I am now 6 months into the Practice, and looking back the difference in me is profound. Where before the depression had been nearly constant, with severe bouts of suicidal thoughts and feelings lasting weeks on end, now my general mood is lighter and the very black times pass more quickly, as do the “highs” which I used to have great problems containing. I have not thought about suicide in weeks. My strength and confidence are growing, and I am now contemplating tackling things that I would not have dreamt of a while back. The anxiety and tension remain but are far less than they were and are now absolutely bearable. Overall, I have a greater sense of peace and on occasion a sense of oneness when I really do not mind. My “acting” is becoming more “real” and increasingly I genuinely engage with people and situations (though a sense of unreality still nudges). The hardest thing now is remembering to practise to accept, to keep opening my body and use the techniques taught me to, literally, not mind the feelings. This, the crux, has to e practised and practised, and care has to be taken not to just use the doing as a form of escapism. Adaptation Practice is not about distraction. In this basic tenet it made sense to me right from the start, and singled it out from other approaches I had experience. The other difficulty, though one that is easing, is not waiting for something to happen.

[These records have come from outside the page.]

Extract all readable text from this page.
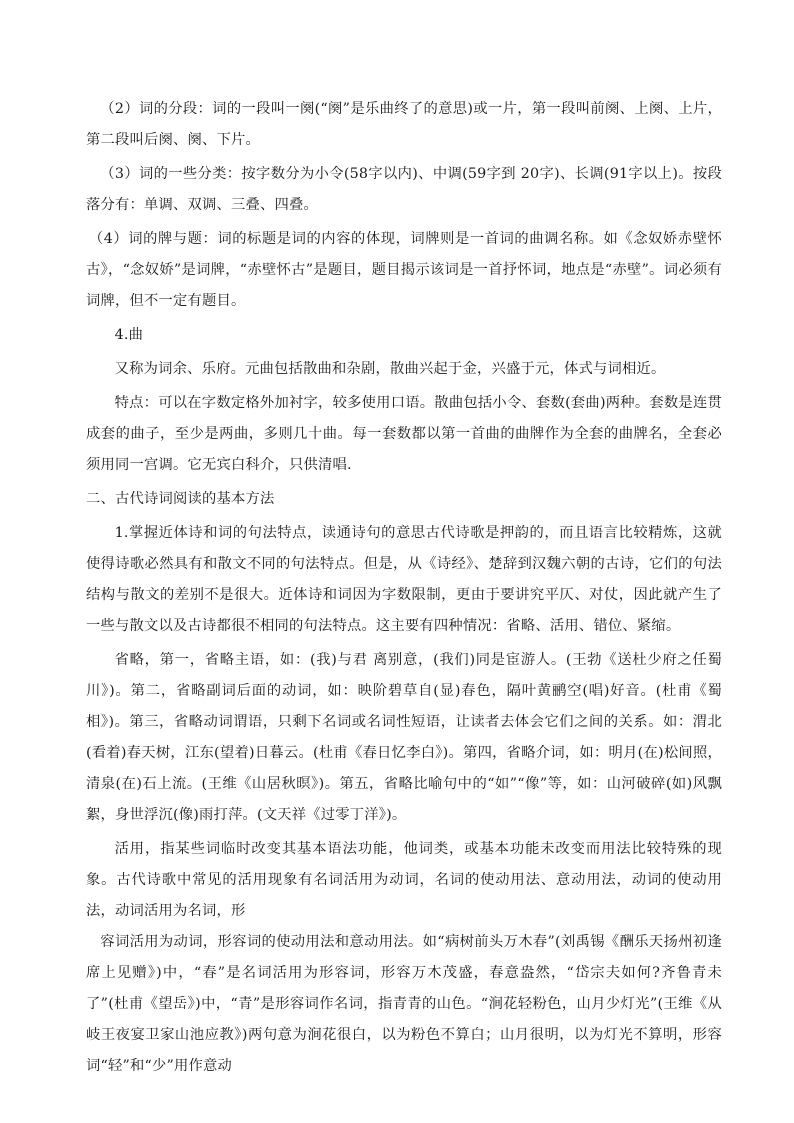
（2）词的分段：词的一段叫一阕(“阕”是乐曲终了的意思)或一片，第一段叫前阕、上阕、上片，第二段叫后阕、阕、下片。

（3）词的一些分类：按字数分为小令(58字以内)、中调(59字到 20字)、长调(91字以上)。按段落分有：单调、双调、三叠、四叠。

（4）词的牌与题：词的标题是词的内容的体现，词牌则是一首词的曲调名称。如《念奴娇赤壁怀古》，“念奴娇”是词牌，“赤壁怀古”是题目，题目揭示该词是一首抒怀词，地点是“赤壁”。词必须有词牌，但不一定有题目。

4.曲

又称为词余、乐府。元曲包括散曲和杂剧，散曲兴起于金，兴盛于元，体式与词相近。

特点：可以在字数定格外加衬字，较多使用口语。散曲包括小令、套数(套曲)两种。套数是连贯成套的曲子，至少是两曲，多则几十曲。每一套数都以第一首曲的曲牌作为全套的曲牌名，全套必须用同一宫调。它无宾白科介，只供清唱.

二、古代诗词阅读的基本方法

1.掌握近体诗和词的句法特点，读通诗句的意思古代诗歌是押韵的，而且语言比较精炼，这就使得诗歌必然具有和散文不同的句法特点。但是，从《诗经》、楚辞到汉魏六朝的古诗，它们的句法结构与散文的差别不是很大。近体诗和词因为字数限制，更由于要讲究平仄、对仗，因此就产生了一些与散文以及古诗都很不相同的句法特点。这主要有四种情况：省略、活用、错位、紧缩。

省略，第一，省略主语，如：(我)与君 离别意，(我们)同是宦游人。(王勃《送杜少府之任蜀川》)。第二，省略副词后面的动词，如：映阶碧草自(显)春色，隔叶黄鹂空(唱)好音。(杜甫《蜀相》)。第三，省略动词谓语，只剩下名词或名词性短语，让读者去体会它们之间的关系。如：渭北(看着)春天树，江东(望着)日暮云。(杜甫《春日忆李白》)。第四，省略介词，如：明月(在)松间照，清泉(在)石上流。(王维《山居秋暝》)。第五，省略比喻句中的“如”“像”等，如：山河破碎(如)风飘絮，身世浮沉(像)雨打萍。(文天祥《过零丁洋》)。

活用，指某些词临时改变其基本语法功能，他词类，或基本功能未改变而用法比较特殊的现象。古代诗歌中常见的活用现象有名词活用为动词，名词的使动用法、意动用法，动词的使动用法，动词活用为名词，形

容词活用为动词，形容词的使动用法和意动用法。如“病树前头万木春”(刘禹锡《酬乐天扬州初逢席上见赠》)中，“春”是名词活用为形容词，形容万木茂盛，春意盎然，“岱宗夫如何?齐鲁青未了”(杜甫《望岳》)中，“青”是形容词作名词，指青青的山色。“涧花轻粉色，山月少灯光”(王维《从岐王夜宴卫家山池应教》)两句意为涧花很白，以为粉色不算白；山月很明，以为灯光不算明，形容词“轻”和“少”用作意动
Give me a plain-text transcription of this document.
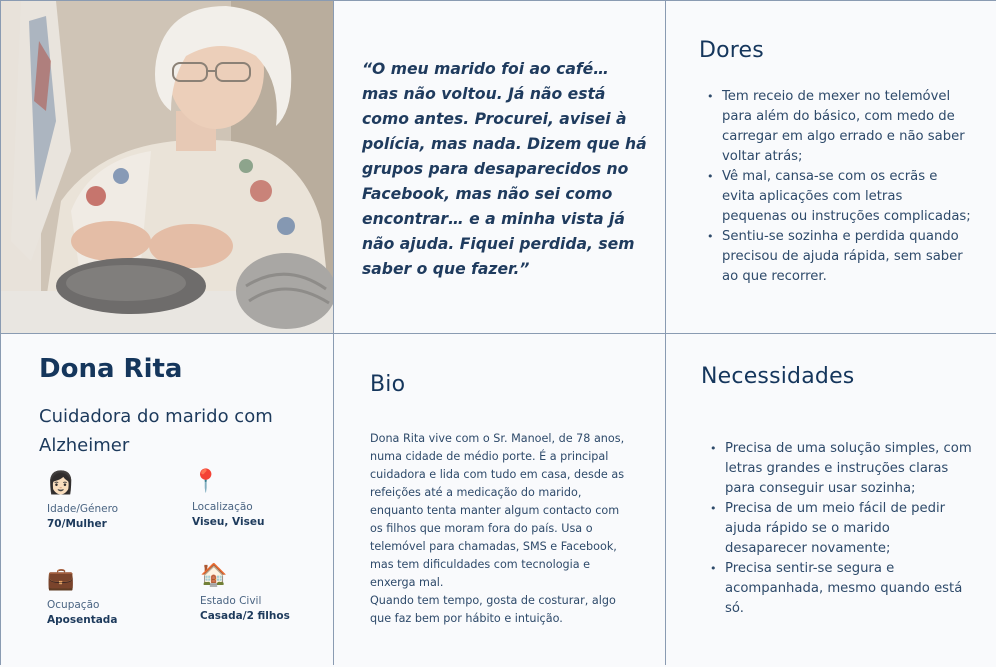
“O meu marido foi ao café… mas não voltou. Já não está como antes. Procurei, avisei à polícia, mas nada. Dizem que há grupos para desaparecidos no Facebook, mas não sei como encontrar… e a minha vista já não ajuda. Fiquei perdida, sem saber o que fazer.”

Dores
• Tem receio de mexer no telemóvel para além do básico, com medo de carregar em algo errado e não saber voltar atrás;
• Vê mal, cansa-se com os ecrãs e evita aplicações com letras pequenas ou instruções complicadas;
• Sentiu-se sozinha e perdida quando precisou de ajuda rápida, sem saber ao que recorrer.
Dona Rita
Cuidadora do marido com Alzheimer
👩🏻
Idade/Género
70/Mulher
📍
Localização
Viseu, Viseu
💼
Ocupação
Aposentada
🏠
Estado Civil
Casada/2 filhos
Bio

Dona Rita vive com o Sr. Manoel, de 78 anos, numa cidade de médio porte. É a principal cuidadora e lida com tudo em casa, desde as refeições até a medicação do marido, enquanto tenta manter algum contacto com os filhos que moram fora do país. Usa o telemóvel para chamadas, SMS e Facebook, mas tem dificuldades com tecnologia e enxerga mal.

Quando tem tempo, gosta de costurar, algo que faz bem por hábito e intuição.

Necessidades
• Precisa de uma solução simples, com letras grandes e instruções claras para conseguir usar sozinha;
• Precisa de um meio fácil de pedir ajuda rápido se o marido desaparecer novamente;
• Precisa sentir-se segura e acompanhada, mesmo quando está só.
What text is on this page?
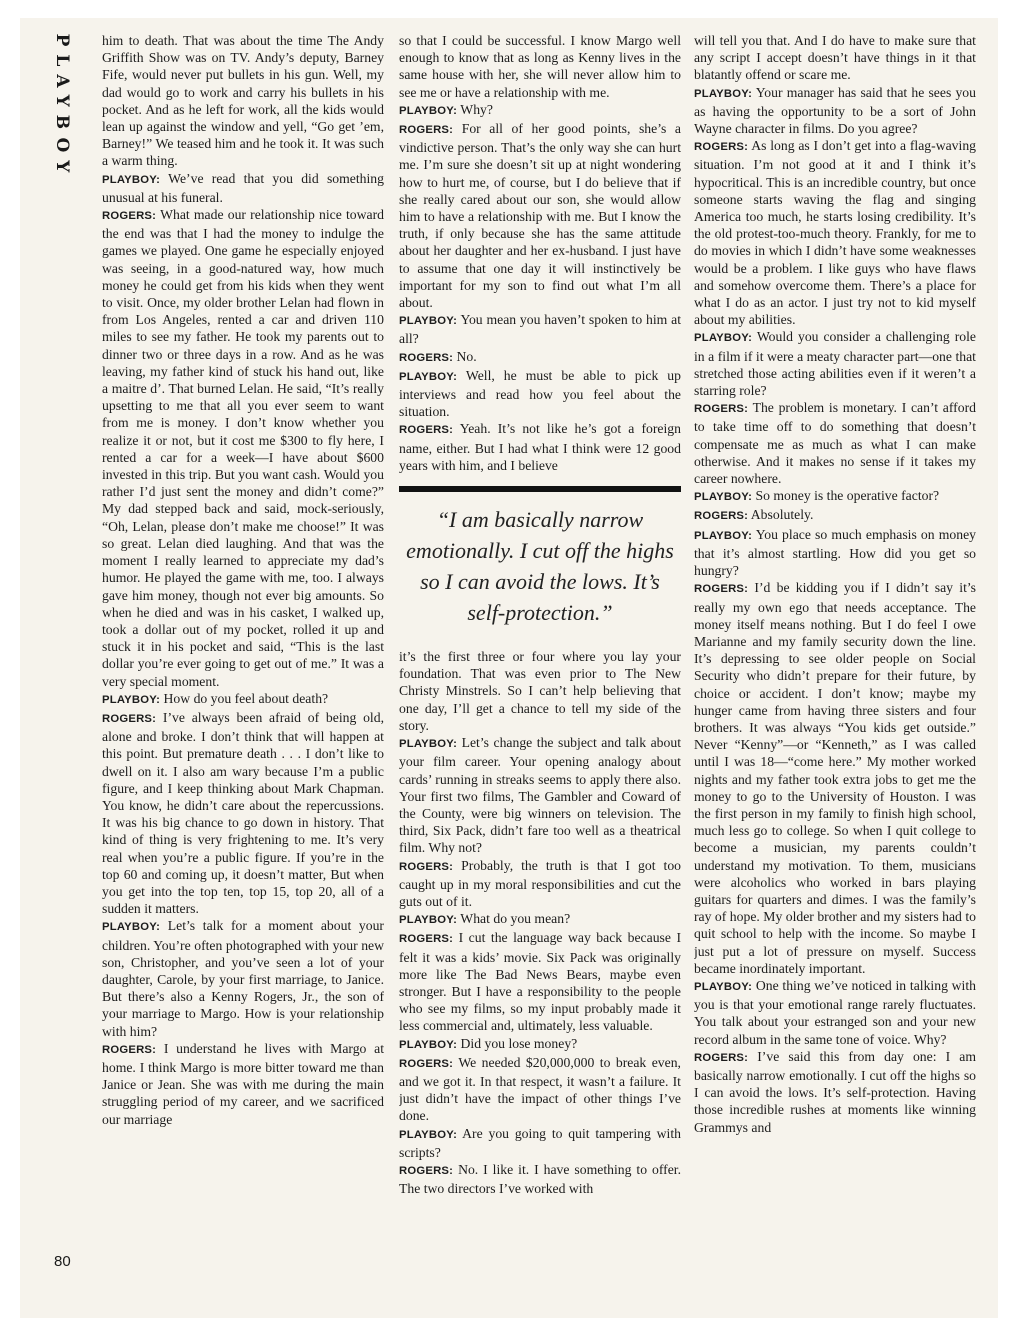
PLAYBOY him to death. That was about the time The Andy Griffith Show was on TV. Andy’s deputy, Barney Fife, would never put bullets in his gun. Well, my dad would go to work and carry his bullets in his pocket. And as he left for work, all the kids would lean up against the window and yell, “Go get ’em, Barney!” We teased him and he took it. It was such a warm thing.

PLAYBOY: We’ve read that you did something unusual at his funeral.

ROGERS: What made our relationship nice toward the end was that I had the money to indulge the games we played. One game he especially enjoyed was seeing, in a good-natured way, how much money he could get from his kids when they went to visit. Once, my older brother Lelan had flown in from Los Angeles, rented a car and driven 110 miles to see my father. He took my parents out to dinner two or three days in a row. And as he was leaving, my father kind of stuck his hand out, like a maitre d’. That burned Lelan. He said, “It’s really upsetting to me that all you ever seem to want from me is money. I don’t know whether you realize it or not, but it cost me $300 to fly here, I rented a car for a week—I have about $600 invested in this trip. But you want cash. Would you rather I’d just sent the money and didn’t come?” My dad stepped back and said, mock-seriously, “Oh, Lelan, please don’t make me choose!” It was so great. Lelan died laughing. And that was the moment I really learned to appreciate my dad’s humor. He played the game with me, too. I always gave him money, though not ever big amounts. So when he died and was in his casket, I walked up, took a dollar out of my pocket, rolled it up and stuck it in his pocket and said, “This is the last dollar you’re ever going to get out of me.” It was a very special moment.

PLAYBOY: How do you feel about death?

ROGERS: I’ve always been afraid of being old, alone and broke. I don’t think that will happen at this point. But premature death . . . I don’t like to dwell on it. I also am wary because I’m a public figure, and I keep thinking about Mark Chapman. You know, he didn’t care about the repercussions. It was his big chance to go down in history. That kind of thing is very frightening to me. It’s very real when you’re a public figure. If you’re in the top 60 and coming up, it doesn’t matter, But when you get into the top ten, top 15, top 20, all of a sudden it matters.

PLAYBOY: Let’s talk for a moment about your children. You’re often photographed with your new son, Christopher, and you’ve seen a lot of your daughter, Carole, by your first marriage, to Janice. But there’s also a Kenny Rogers, Jr., the son of your marriage to Margo. How is your relationship with him?

ROGERS: I understand he lives with Margo at home. I think Margo is more bitter toward me than Janice or Jean. She was with me during the main struggling period of my career, and we sacrificed our marriage

so that I could be successful. I know Margo well enough to know that as long as Kenny lives in the same house with her, she will never allow him to see me or have a relationship with me.

PLAYBOY: Why?

ROGERS: For all of her good points, she’s a vindictive person. That’s the only way she can hurt me. I’m sure she doesn’t sit up at night wondering how to hurt me, of course, but I do believe that if she really cared about our son, she would allow him to have a relationship with me. But I know the truth, if only because she has the same attitude about her daughter and her ex-husband. I just have to assume that one day it will instinctively be important for my son to find out what I’m all about.

PLAYBOY: You mean you haven’t spoken to him at all?

ROGERS: No.

PLAYBOY: Well, he must be able to pick up interviews and read how you feel about the situation.

ROGERS: Yeah. It’s not like he’s got a foreign name, either. But I had what I think were 12 good years with him, and I believe

“I am basically narrow emotionally. I cut off the highs so I can avoid the lows. It’s self-protection.”

it’s the first three or four where you lay your foundation. That was even prior to The New Christy Minstrels. So I can’t help believing that one day, I’ll get a chance to tell my side of the story.

PLAYBOY: Let’s change the subject and talk about your film career. Your opening analogy about cards’ running in streaks seems to apply there also. Your first two films, The Gambler and Coward of the County, were big winners on television. The third, Six Pack, didn’t fare too well as a theatrical film. Why not?

ROGERS: Probably, the truth is that I got too caught up in my moral responsibilities and cut the guts out of it.

PLAYBOY: What do you mean?

ROGERS: I cut the language way back because I felt it was a kids’ movie. Six Pack was originally more like The Bad News Bears, maybe even stronger. But I have a responsibility to the people who see my films, so my input probably made it less commercial and, ultimately, less valuable.

PLAYBOY: Did you lose money?

ROGERS: We needed $20,000,000 to break even, and we got it. In that respect, it wasn’t a failure. It just didn’t have the impact of other things I’ve done.

PLAYBOY: Are you going to quit tampering with scripts?

ROGERS: No. I like it. I have something to offer. The two directors I’ve worked with

will tell you that. And I do have to make sure that any script I accept doesn’t have things in it that blatantly offend or scare me.

PLAYBOY: Your manager has said that he sees you as having the opportunity to be a sort of John Wayne character in films. Do you agree?

ROGERS: As long as I don’t get into a flag-waving situation. I’m not good at it and I think it’s hypocritical. This is an incredible country, but once someone starts waving the flag and singing America too much, he starts losing credibility. It’s the old protest-too-much theory. Frankly, for me to do movies in which I didn’t have some weaknesses would be a problem. I like guys who have flaws and somehow overcome them. There’s a place for what I do as an actor. I just try not to kid myself about my abilities.

PLAYBOY: Would you consider a challenging role in a film if it were a meaty character part—one that stretched those acting abilities even if it weren’t a starring role?

ROGERS: The problem is monetary. I can’t afford to take time off to do something that doesn’t compensate me as much as what I can make otherwise. And it makes no sense if it takes my career nowhere.

PLAYBOY: So money is the operative factor?

ROGERS: Absolutely.

PLAYBOY: You place so much emphasis on money that it’s almost startling. How did you get so hungry?

ROGERS: I’d be kidding you if I didn’t say it’s really my own ego that needs acceptance. The money itself means nothing. But I do feel I owe Marianne and my family security down the line. It’s depressing to see older people on Social Security who didn’t prepare for their future, by choice or accident. I don’t know; maybe my hunger came from having three sisters and four brothers. It was always “You kids get outside.” Never “Kenny”—or “Kenneth,” as I was called until I was 18—“come here.” My mother worked nights and my father took extra jobs to get me the money to go to the University of Houston. I was the first person in my family to finish high school, much less go to college. So when I quit college to become a musician, my parents couldn’t understand my motivation. To them, musicians were alcoholics who worked in bars playing guitars for quarters and dimes. I was the family’s ray of hope. My older brother and my sisters had to quit school to help with the income. So maybe I just put a lot of pressure on myself. Success became inordinately important.

PLAYBOY: One thing we’ve noticed in talking with you is that your emotional range rarely fluctuates. You talk about your estranged son and your new record album in the same tone of voice. Why?

ROGERS: I’ve said this from day one: I am basically narrow emotionally. I cut off the highs so I can avoid the lows. It’s self-protection. Having those incredible rushes at moments like winning Grammys and

80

Clive has never told me what to expect with doing the Practice. He did however say that the rewards would be great, without spelling them out, and that there would be glimpses along the way. He is right. And I am grateful for what is happening. He also said to me: we have the thoughts; we have the feelings; but where is the heart? I thought my heart was dead, but now I think it may be stirring again. I shall keep practising.